A Costanzo Rovati ho posto una domanda sulla sua ricerca della materia. Mi risponde in modo emblematico che non è lui a cercare la materia, bensì è la materia a venirgli incontro per essere tradotta in visione significante.

Nel suo lavoro Rovati non ripete mai se stesso, perché in ogni suo quadro, in ogni impaginato, all’origine della sua ispirazione c’è sempre la volontà di fissare una visione mentale, un attimo in divenire, traducendolo in energia dinamica, in un moto che allude a nuove esperienze e ricognizioni spaziali.

Costanzo Rovati è un artista del suo tempo, che tiene ben conto della contemporaneità, ma che dalla lezione delle avanguardie del novecento ha tratto il rifiuto degli schematismi e il gusto materico. Egli si immette nel suo lavoro con il finto candore dello sperimentatore, che apparentemente gioca sull’improvvisazione, ma che in realtà pratica con perizia l’alchimia della mescolanza dei materiali, lavorando sia sulla gestualità che sul controllo compositivo.

Se dobbiamo individuare quali sono le sue stazioni e i suoi passaggi, diciamo che Rovati tende alla fusione fra un visibile e la figurazione, con un non visibile tutto da decodificare, che potremmo anche essere tentati di chiamare informale. Ma lo stesso visibile – sagome umane, o alberi, o scorci di paesaggio, o interni d’architettura – è fortemente allusivo, e perciò squisitamente astratto.

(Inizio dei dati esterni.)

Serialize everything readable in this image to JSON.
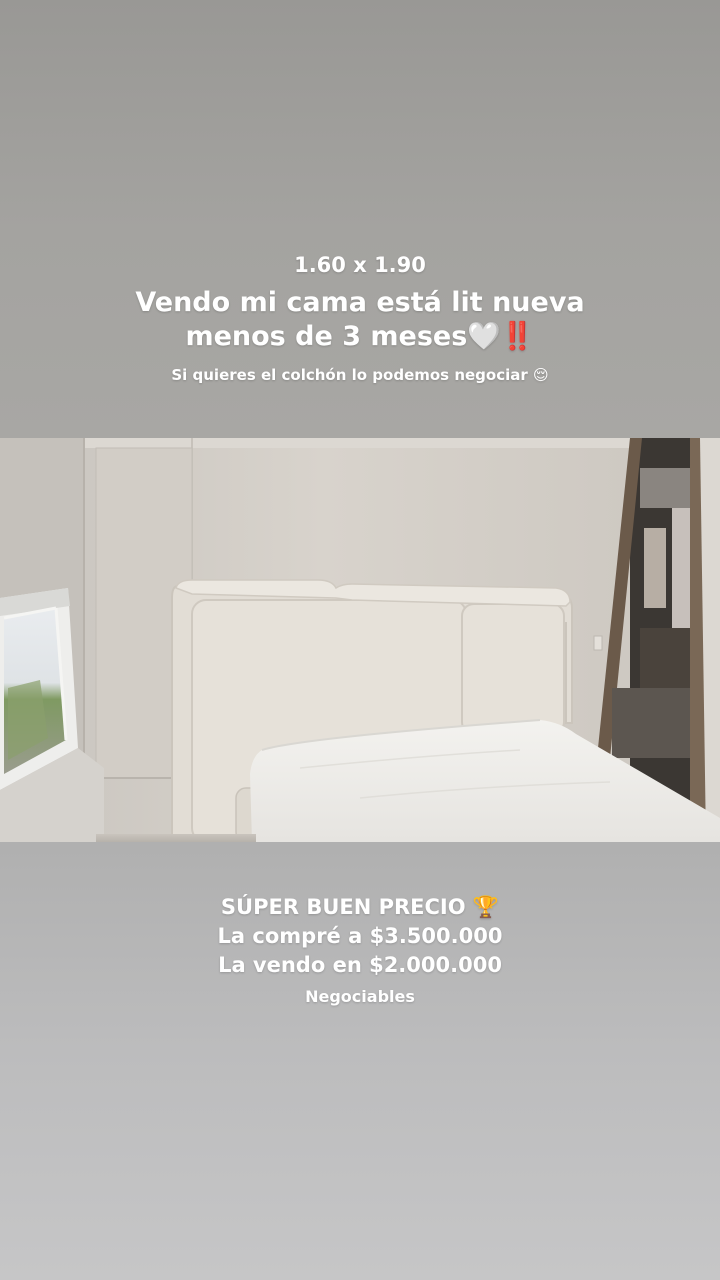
{
  "story": {
    "dimensions": "1.60 x 1.90",
    "headline": "Vendo mi cama está lit nueva menos de 3 meses",
    "headline_emojis": "🤍‼️",
    "subline": "Si quieres el colchón lo podemos negociar",
    "subline_emoji": "😌",
    "price_title": "SÚPER BUEN PRECIO",
    "price_title_emoji": "🏆",
    "bought_line": "La compré a $3.500.000",
    "selling_line": "La vendo en $2.000.000",
    "negotiable": "Negociables"
  },
  "photo": {
    "subject": "upholstered bed with white mattress",
    "colors": {
      "wall": "#d7d2cb",
      "headboard": "#e4dfd7",
      "mattress": "#f0efec",
      "closet": "#3a3530"
    }
  }
}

Va sottolineato l’aspetto tutto particolare che assumono le sue opere quando le campiture e gli spessori creano effetti di altorilievo, in un gioco ottico e tattile, per cui la materia pittorica sembra uscire dal supporto per andare amorosamente incontro al suo creatore, replicando poi lo stesso abbraccio utopico anche con l’osservatore.